Another CTL epitope which was also of our interest is the HLA-A25-restricted CTL epitope (codons 442 to 451). In the present study, an S to T mutation at aa 444 was observed in the majority of specimens, including 80.6% (29/36) EBVaGCs in CGC, 87.5% (7/8) EBVaGCs in GRC and 88.2% (15/17) TWs of healthy EBV carriers. To date, all EBV isolates from EBVaGC in northern China (30/30) [14] and Japan (5/5) [29] harbored this mutation. Besides, all EBV isolates from NPC and healthy individuals in northern China also showed this mutation [14]. In addition to the S444T mutation which was reported previously, M443V was firstly identified in one EBVaGC case in CGC in the present study.

Another interesting finding in the present study is that the exons 5 and 8 of LMP2A were strictly conserved among EBVaGCs and TWs of healthy EBV carriers. They were also conserved in all isolates from EBVaGC in Japan (3/3) [29] and northern China (30/30) [14]. In addition, 100% (31/31) NPCs and 100% (44/44) TWs of healthy EBV carriers in northern China showed conserved sequences in exons 5 and 8 of LMP2A, too. Exon 8 of LMP2A does not contain any known CTL epitope, while exon 5 contains a HLA-A2-restricted CTL epitope (codons 329 to 337). This epitope was conserved in all isolates from eight Caucasian Hodgkin lymphoma patients and seven southern Chinese NPC patients [24]. Besides, the epitope was also conserved among EBV isolates derived from the peripheral blood of five Caucasian/African, two New Guinean and two southern Chinese donors [24]. These findings suggested that this epitope might be served as an effective target for CTL therapy for EBV-associated malignancies.

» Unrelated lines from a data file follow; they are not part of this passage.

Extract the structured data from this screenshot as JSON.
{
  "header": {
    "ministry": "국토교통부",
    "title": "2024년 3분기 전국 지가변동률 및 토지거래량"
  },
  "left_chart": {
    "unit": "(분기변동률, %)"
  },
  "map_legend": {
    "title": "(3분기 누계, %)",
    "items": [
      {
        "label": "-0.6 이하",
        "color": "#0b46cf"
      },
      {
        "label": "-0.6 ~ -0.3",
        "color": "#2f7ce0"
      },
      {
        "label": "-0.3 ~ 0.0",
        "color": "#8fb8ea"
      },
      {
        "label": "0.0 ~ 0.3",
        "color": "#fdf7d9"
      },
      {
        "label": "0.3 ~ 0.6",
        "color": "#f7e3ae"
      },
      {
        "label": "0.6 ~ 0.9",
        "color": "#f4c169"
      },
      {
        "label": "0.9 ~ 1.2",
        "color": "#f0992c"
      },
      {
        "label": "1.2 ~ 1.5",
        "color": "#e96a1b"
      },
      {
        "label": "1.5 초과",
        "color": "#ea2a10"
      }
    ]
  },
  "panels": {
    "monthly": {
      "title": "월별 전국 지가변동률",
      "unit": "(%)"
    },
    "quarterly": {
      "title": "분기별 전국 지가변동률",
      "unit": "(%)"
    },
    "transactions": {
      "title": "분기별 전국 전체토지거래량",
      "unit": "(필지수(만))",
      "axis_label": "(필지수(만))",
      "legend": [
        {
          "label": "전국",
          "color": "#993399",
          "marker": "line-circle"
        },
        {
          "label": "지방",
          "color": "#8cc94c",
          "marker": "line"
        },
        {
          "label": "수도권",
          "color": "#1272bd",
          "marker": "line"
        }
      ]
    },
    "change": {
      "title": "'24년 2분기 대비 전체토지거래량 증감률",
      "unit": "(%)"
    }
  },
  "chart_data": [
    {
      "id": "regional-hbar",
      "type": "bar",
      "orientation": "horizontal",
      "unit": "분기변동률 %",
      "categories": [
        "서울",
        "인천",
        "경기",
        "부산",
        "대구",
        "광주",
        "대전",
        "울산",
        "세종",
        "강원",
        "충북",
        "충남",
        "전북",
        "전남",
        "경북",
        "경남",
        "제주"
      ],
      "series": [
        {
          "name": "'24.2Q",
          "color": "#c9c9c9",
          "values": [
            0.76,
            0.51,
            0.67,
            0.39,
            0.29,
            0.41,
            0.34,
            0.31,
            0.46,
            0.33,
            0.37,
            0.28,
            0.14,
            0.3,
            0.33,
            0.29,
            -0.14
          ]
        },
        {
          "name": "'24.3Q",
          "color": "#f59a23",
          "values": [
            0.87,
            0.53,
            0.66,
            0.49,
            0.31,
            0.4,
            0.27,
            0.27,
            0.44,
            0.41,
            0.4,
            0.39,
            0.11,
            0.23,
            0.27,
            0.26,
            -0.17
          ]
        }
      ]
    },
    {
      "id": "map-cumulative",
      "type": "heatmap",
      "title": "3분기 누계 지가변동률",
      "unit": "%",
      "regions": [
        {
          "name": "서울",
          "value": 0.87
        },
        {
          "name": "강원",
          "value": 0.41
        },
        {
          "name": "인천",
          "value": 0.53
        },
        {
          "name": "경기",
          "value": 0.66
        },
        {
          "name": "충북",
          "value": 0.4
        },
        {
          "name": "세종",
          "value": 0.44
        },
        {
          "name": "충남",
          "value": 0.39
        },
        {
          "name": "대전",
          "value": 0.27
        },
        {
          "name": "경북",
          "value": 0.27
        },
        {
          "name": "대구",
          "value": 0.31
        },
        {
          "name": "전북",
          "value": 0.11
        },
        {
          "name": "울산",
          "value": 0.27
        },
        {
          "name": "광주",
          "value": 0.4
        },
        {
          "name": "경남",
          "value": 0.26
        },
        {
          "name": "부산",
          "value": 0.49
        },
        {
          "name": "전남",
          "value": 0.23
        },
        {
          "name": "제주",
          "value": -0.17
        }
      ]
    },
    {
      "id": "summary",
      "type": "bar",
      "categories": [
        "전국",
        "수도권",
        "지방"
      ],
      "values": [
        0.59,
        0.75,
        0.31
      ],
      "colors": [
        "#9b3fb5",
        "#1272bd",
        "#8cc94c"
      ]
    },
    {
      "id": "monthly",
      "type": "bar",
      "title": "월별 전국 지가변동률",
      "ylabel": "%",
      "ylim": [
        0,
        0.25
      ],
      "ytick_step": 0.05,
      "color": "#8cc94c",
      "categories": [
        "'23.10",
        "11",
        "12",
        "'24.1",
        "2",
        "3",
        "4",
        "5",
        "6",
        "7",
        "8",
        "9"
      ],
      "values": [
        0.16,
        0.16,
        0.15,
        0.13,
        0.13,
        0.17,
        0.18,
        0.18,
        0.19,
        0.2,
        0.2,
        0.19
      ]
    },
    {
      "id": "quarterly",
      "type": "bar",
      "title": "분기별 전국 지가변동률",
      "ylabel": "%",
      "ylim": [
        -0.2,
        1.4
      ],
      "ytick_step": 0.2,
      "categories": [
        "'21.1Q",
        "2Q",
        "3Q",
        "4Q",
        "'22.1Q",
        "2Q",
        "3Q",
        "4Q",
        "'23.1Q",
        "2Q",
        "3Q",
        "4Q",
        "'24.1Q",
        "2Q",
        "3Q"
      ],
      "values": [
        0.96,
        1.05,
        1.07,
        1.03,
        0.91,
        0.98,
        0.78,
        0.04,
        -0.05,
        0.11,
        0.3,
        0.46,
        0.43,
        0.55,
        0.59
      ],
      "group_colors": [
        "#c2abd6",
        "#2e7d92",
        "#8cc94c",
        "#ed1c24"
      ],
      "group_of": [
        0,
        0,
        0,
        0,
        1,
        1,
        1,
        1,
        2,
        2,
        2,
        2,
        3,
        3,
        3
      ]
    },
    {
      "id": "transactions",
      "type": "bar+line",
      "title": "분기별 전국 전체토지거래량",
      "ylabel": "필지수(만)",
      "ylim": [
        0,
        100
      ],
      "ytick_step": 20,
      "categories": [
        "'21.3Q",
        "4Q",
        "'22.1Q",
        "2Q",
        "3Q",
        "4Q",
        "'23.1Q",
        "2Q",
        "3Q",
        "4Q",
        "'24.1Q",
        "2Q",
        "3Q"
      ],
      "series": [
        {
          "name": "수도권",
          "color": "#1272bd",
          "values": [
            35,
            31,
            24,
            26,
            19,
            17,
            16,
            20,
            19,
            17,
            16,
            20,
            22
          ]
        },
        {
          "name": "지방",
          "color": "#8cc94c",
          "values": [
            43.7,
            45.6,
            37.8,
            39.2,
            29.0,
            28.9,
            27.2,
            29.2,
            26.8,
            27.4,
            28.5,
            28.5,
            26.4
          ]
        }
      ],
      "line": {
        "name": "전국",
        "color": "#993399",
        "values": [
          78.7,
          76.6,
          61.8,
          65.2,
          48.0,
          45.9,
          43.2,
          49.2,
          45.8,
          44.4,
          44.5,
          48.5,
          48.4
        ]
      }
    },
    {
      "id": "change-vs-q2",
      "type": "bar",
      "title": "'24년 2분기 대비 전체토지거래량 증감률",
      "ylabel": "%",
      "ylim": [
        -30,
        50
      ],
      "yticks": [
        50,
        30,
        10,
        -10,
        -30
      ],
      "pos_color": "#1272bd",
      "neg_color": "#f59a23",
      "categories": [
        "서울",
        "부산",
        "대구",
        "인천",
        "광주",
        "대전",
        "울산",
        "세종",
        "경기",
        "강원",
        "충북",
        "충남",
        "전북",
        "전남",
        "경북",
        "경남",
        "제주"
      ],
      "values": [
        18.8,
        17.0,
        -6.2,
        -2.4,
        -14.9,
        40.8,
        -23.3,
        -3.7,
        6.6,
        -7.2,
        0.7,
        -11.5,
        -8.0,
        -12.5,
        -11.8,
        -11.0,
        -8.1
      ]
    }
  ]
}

It is known that the proportion of EBVaGC in GRC was significantly higher than that in CGC [41], [42], [43], [44]. Given that, EBV seems more aggressive in EBVaGC in GRC than that in CGC. Are the LMP2A sequence variations in EBVaGC in GRC different from those in EBVaGC in CGC? In the present study, we found that in most loci of aa mutation, the number of mutations in EBVaGCs in GRC is similar to that in EBVaGCs in CGC. However, at aa codons 248, 254 and 255, which located in exon 4 of LMP2A, no mutation was detected in EBVaGCs in GRC; while aa mutation at these 3 codons were detected in 50% EBVaGCs in CGC. The difference of these mutation between EBVaGCs in GRC and EBVaGCs in CGC was statistically significant (p = 0.014). Besides, S348T mutation was detected in 50% EBVaGCs in GRC and 16.7% EBVaGCs in CGC. The difference of this mutation between EBVaGCs in GRC and EBVaGCs in CGC was of borderline statistically significance (p = 0.064). Therefore, the LMP2A sequence variations in EBVaGC in GRC seem somewhat different from those in EBVaGC in CGC. However, this may be caused by the relative small sample size in EBVaGC in GRC. Larger sample size is needed to draw a definite conclusion.

In conclusion, the present study revealed the LMP2A polymorphisms in EBVaGC in both CGC and GRC from southern China, an endemic area of NPC. The sequence variations of LMP2A in EBVaGC were similar to those in TW of healthy EBV carriers, indicating that these variations were due to geographic-associated polymorphisms rather than EBVaGC-associated mutations. The ITAM and PY motifs in the amino terminus of LMP2A were strictly conserved, suggesting their important roles in virus infection, while CTL epitopes mutations in the transmembrane region of LMP2A may implicate that the effect of LMP2A polymorphisms should be considered when LMP2A-targeted immunotherapy is conducted.